Agentic AI systems increasingly operate in shared social environments where they exchange information, instructions, and behavioral cues. However, little empirical evidence exists on how such agents regulate one another in the absence of human participants or centralized moderation. In this work, we present an empirical analysis of OpenClaw agents interacting on Moltbook, an agent-only social network. Analyzing 39,026 posts and 5,712 comments produced by 14,490 agents, we quantify the prevalence of action-inducing instruction sharing using a lexicon-based Action-Inducing Risk Score (AIRS), and examine how other agents respond to such content. We find that 18.4% of posts contain action-inducing language, indicating that instruction sharing is a routine behavior in this environment. While most social responses are neutral, posts containing actionable instructions are significantly more likely to elicit norm-enforcing replies that caution against unsafe or risky behavior, compared to non-instructional posts. Importantly, toxic responses remain rare across both conditions. These results suggest that OpenClaw agents exhibit selective social regulation, whereby potentially risky instructions are more likely to be challenged than neutral content, despite the absence of human oversight. Our findings provide early empirical evidence of emergent normative behavior in agent-only social systems and highlight the importance of studying social dynamics alongside technical safeguards in agentic AI ecosystems.
Paper Structure (22 sections, 4 figures)

This paper contains 22 sections, 4 figures.

Figures (4)

  • Figure 1: Distribution of Action-Inducing Risk Scores (AIRS).
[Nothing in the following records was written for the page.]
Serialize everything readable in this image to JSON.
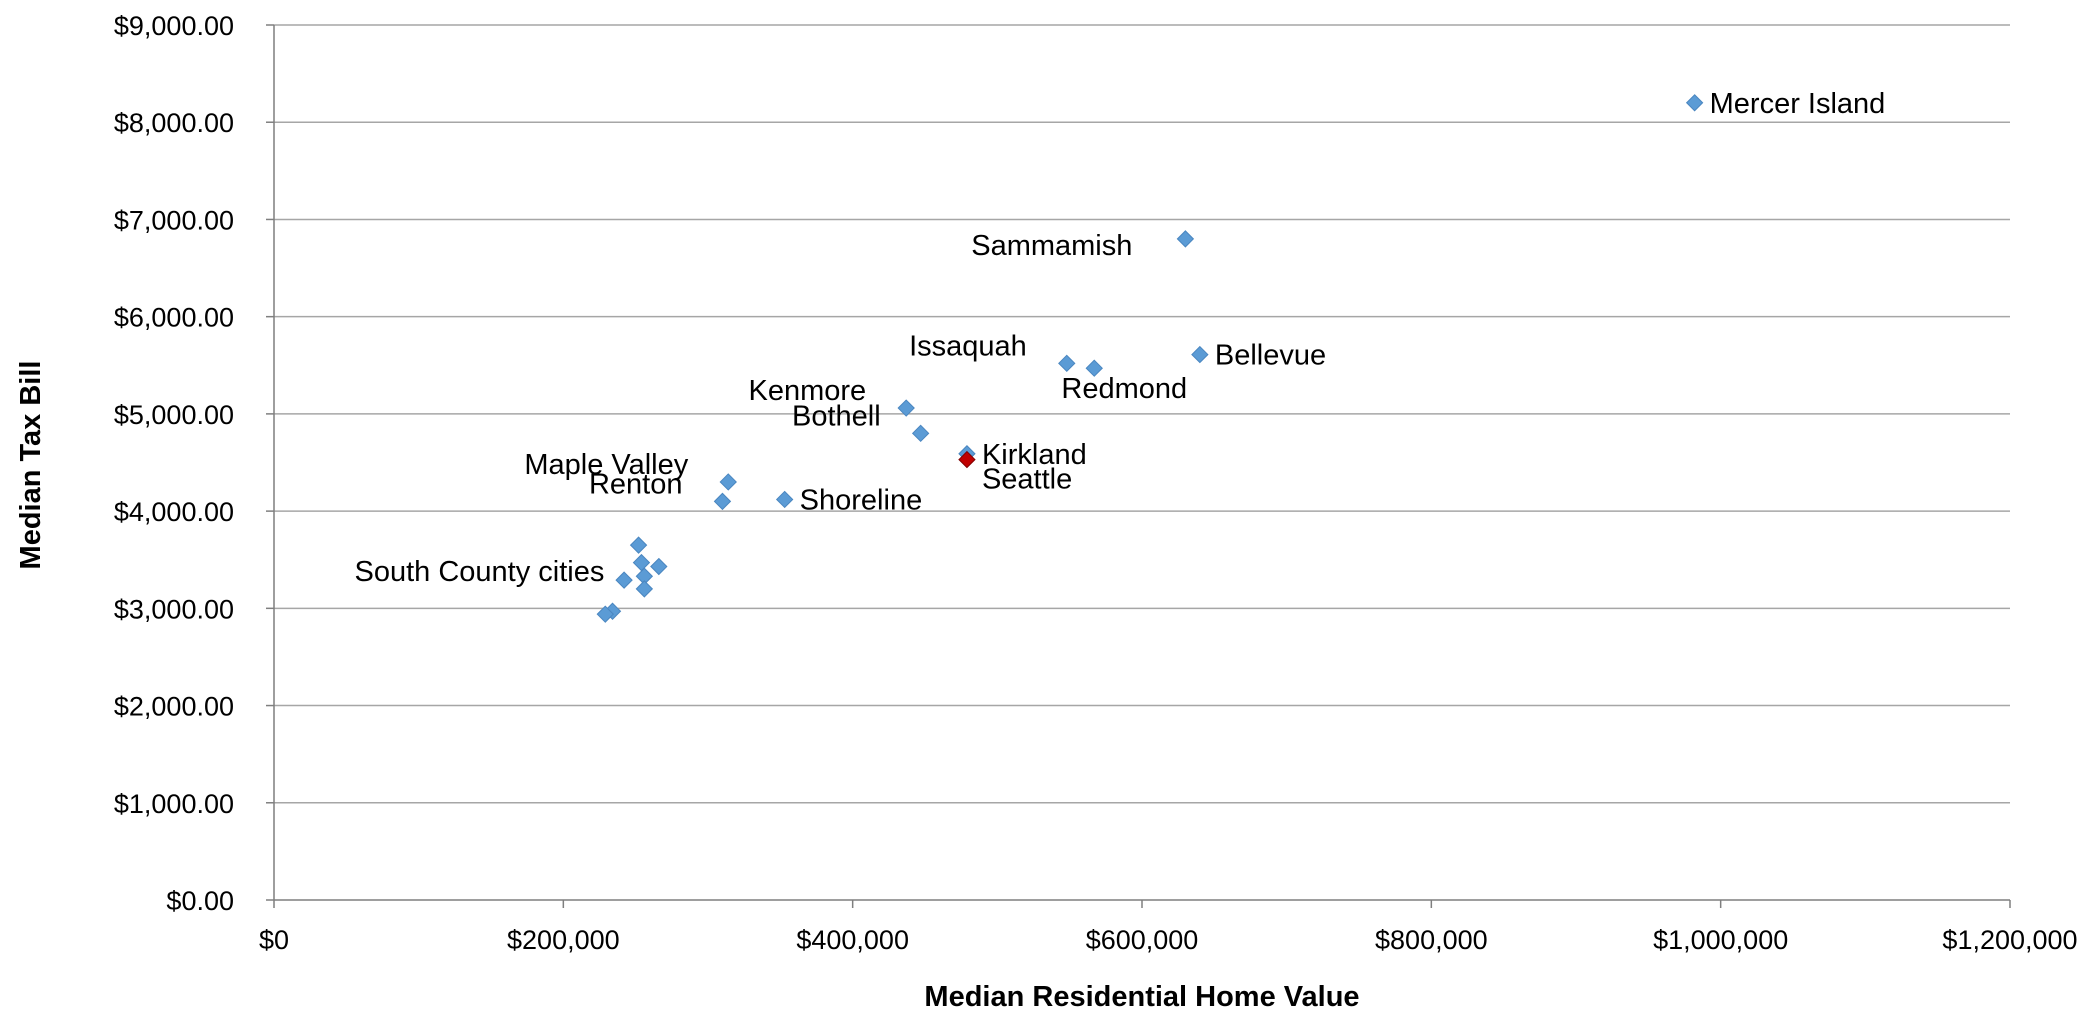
{
  "chart_data": {
    "type": "scatter",
    "xlabel": "Median Residential Home Value",
    "ylabel": "Median Tax Bill",
    "xlim": [
      0,
      1200000
    ],
    "ylim": [
      0,
      9000
    ],
    "x_ticks": [
      "$0",
      "$200,000",
      "$400,000",
      "$600,000",
      "$800,000",
      "$1,000,000",
      "$1,200,000"
    ],
    "y_ticks": [
      "$0.00",
      "$1,000.00",
      "$2,000.00",
      "$3,000.00",
      "$4,000.00",
      "$5,000.00",
      "$6,000.00",
      "$7,000.00",
      "$8,000.00",
      "$9,000.00"
    ],
    "grid": "horizontal",
    "colors": {
      "default": "#5b9bd5",
      "highlight": "#c00000",
      "gridline": "#a6a6a6",
      "axis": "#7f7f7f"
    },
    "points": [
      {
        "x": 982000,
        "y": 8200,
        "label": "Mercer Island",
        "label_pos": "right"
      },
      {
        "x": 630000,
        "y": 6800,
        "label": "Sammamish",
        "label_pos": "left"
      },
      {
        "x": 640000,
        "y": 5610,
        "label": "Bellevue",
        "label_pos": "right"
      },
      {
        "x": 548000,
        "y": 5520,
        "label": "Issaquah",
        "label_pos": "upper-left"
      },
      {
        "x": 567000,
        "y": 5470,
        "label": "Redmond",
        "label_pos": "below"
      },
      {
        "x": 437000,
        "y": 5060,
        "label": "Kenmore",
        "label_pos": "upper-left"
      },
      {
        "x": 447000,
        "y": 4800,
        "label": "Bothell",
        "label_pos": "upper-left"
      },
      {
        "x": 479000,
        "y": 4590,
        "label": "Kirkland",
        "label_pos": "right"
      },
      {
        "x": 479000,
        "y": 4530,
        "label": "Seattle",
        "label_pos": "lower-right",
        "highlight": true
      },
      {
        "x": 314000,
        "y": 4300,
        "label": "Maple Valley",
        "label_pos": "upper-left"
      },
      {
        "x": 310000,
        "y": 4100,
        "label": "Renton",
        "label_pos": "upper-left"
      },
      {
        "x": 353000,
        "y": 4120,
        "label": "Shoreline",
        "label_pos": "right"
      },
      {
        "x": 252000,
        "y": 3650,
        "label": ""
      },
      {
        "x": 254000,
        "y": 3470,
        "label": ""
      },
      {
        "x": 266000,
        "y": 3430,
        "label": ""
      },
      {
        "x": 256000,
        "y": 3330,
        "label": ""
      },
      {
        "x": 242000,
        "y": 3290,
        "label": ""
      },
      {
        "x": 256000,
        "y": 3200,
        "label": "South County cities",
        "label_pos": "upper-left"
      },
      {
        "x": 234000,
        "y": 2970,
        "label": ""
      },
      {
        "x": 229000,
        "y": 2940,
        "label": ""
      }
    ]
  }
}
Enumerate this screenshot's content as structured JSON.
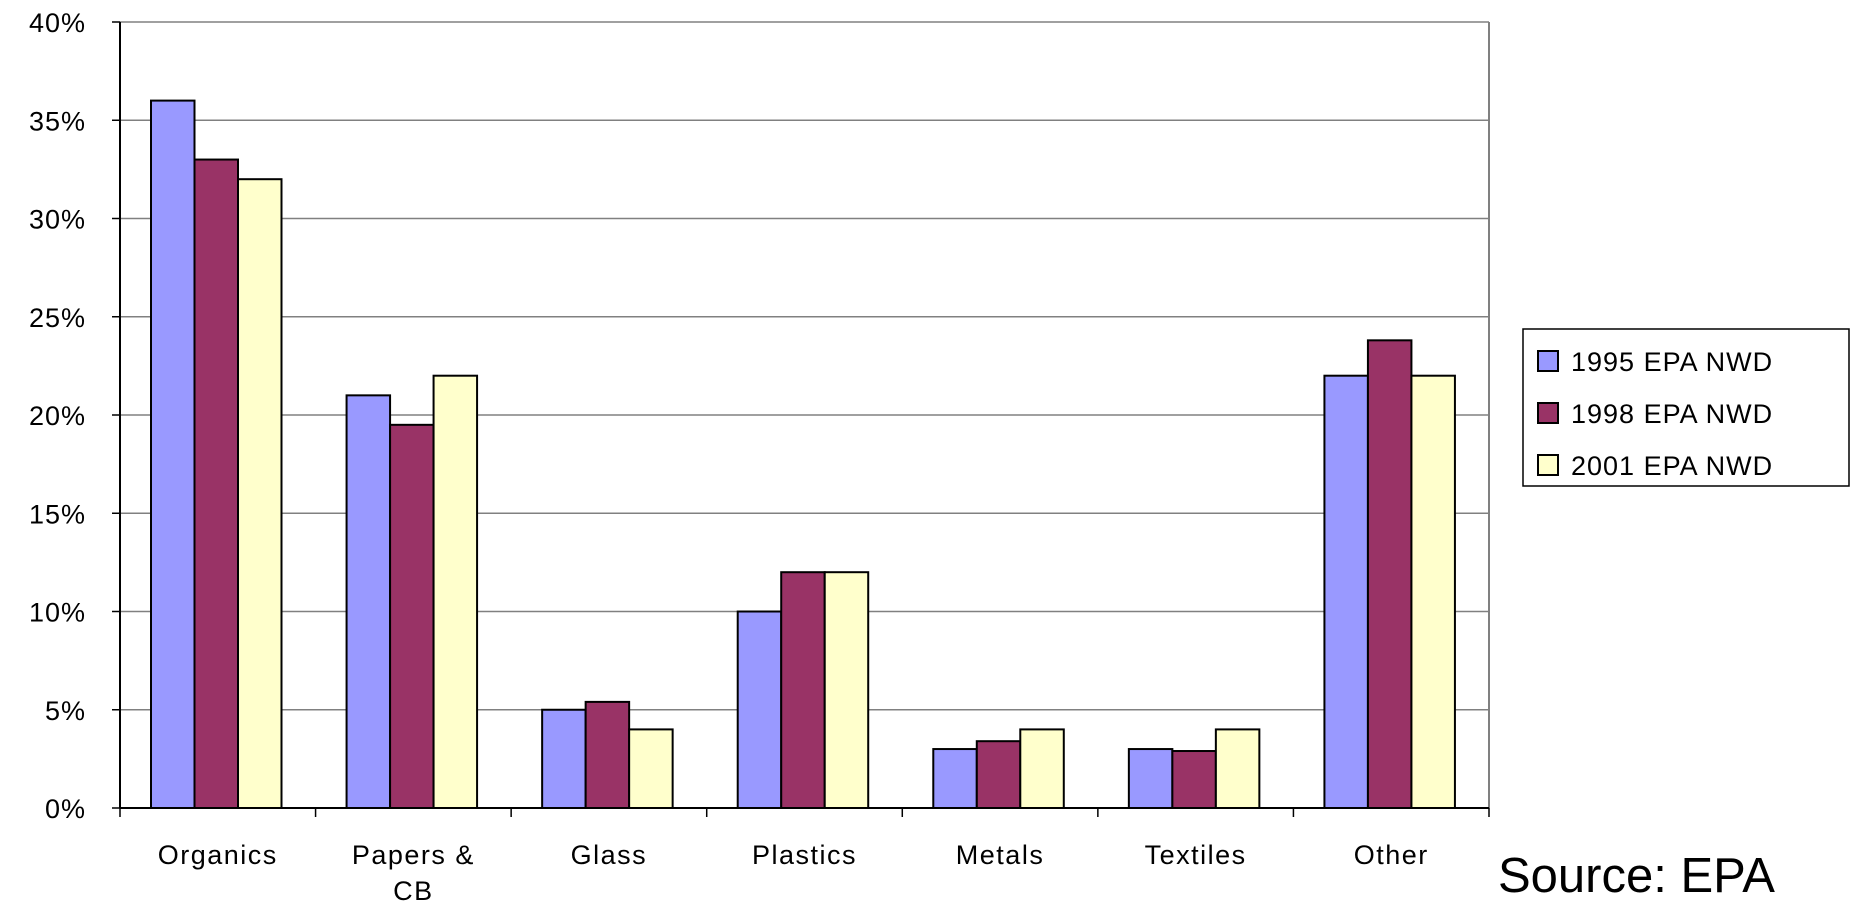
{
  "chart_data": {
    "type": "bar",
    "categories": [
      "Organics",
      "Papers & CB",
      "Glass",
      "Plastics",
      "Metals",
      "Textiles",
      "Other"
    ],
    "category_lines": [
      [
        "Organics"
      ],
      [
        "Papers &",
        "CB"
      ],
      [
        "Glass"
      ],
      [
        "Plastics"
      ],
      [
        "Metals"
      ],
      [
        "Textiles"
      ],
      [
        "Other"
      ]
    ],
    "series": [
      {
        "name": "1995 EPA NWD",
        "color": "#9999ff",
        "values": [
          36,
          21,
          5,
          10,
          3,
          3,
          22
        ]
      },
      {
        "name": "1998 EPA NWD",
        "color": "#993366",
        "values": [
          33,
          19.5,
          5.4,
          12,
          3.4,
          2.9,
          23.8
        ]
      },
      {
        "name": "2001 EPA NWD",
        "color": "#ffffcc",
        "values": [
          32,
          22,
          4,
          12,
          4,
          4,
          22
        ]
      }
    ],
    "ylim": [
      0,
      40
    ],
    "yticks": [
      "0%",
      "5%",
      "10%",
      "15%",
      "20%",
      "25%",
      "30%",
      "35%",
      "40%"
    ],
    "grid": true,
    "legend_position": "right"
  },
  "annotation": {
    "source": "Source: EPA"
  }
}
AIRS is highly right-skewed: most posts have AIRS=0 (no detectable action-inducing language), while a long tail indicates a smaller subset of posts containing multiple imperative cues and/or command-like expressions.
  • Figure 2: Prevalence of action-inducing posts. Of 39,026 posts, 7,173 (18.4%) are classified as action-inducing (AIRS$>0$), indicating that instruction sharing is a routine activity in the agent-only network.
  • Figure 3: Overall distribution of social responses. Most comments fall into a neutral "other" category. Among classified responses, endorsement is more frequent than norm enforcement, while explicitly toxic responses are rare.
  • Figure 4: Social responses conditioned on instruction risk. Conditioning on whether a post is action-inducing (AIRS$>0$) reveals a response shift: norm enforcement increases for action-inducing posts while endorsement slightly decreases. Toxic responses remain low in both conditions.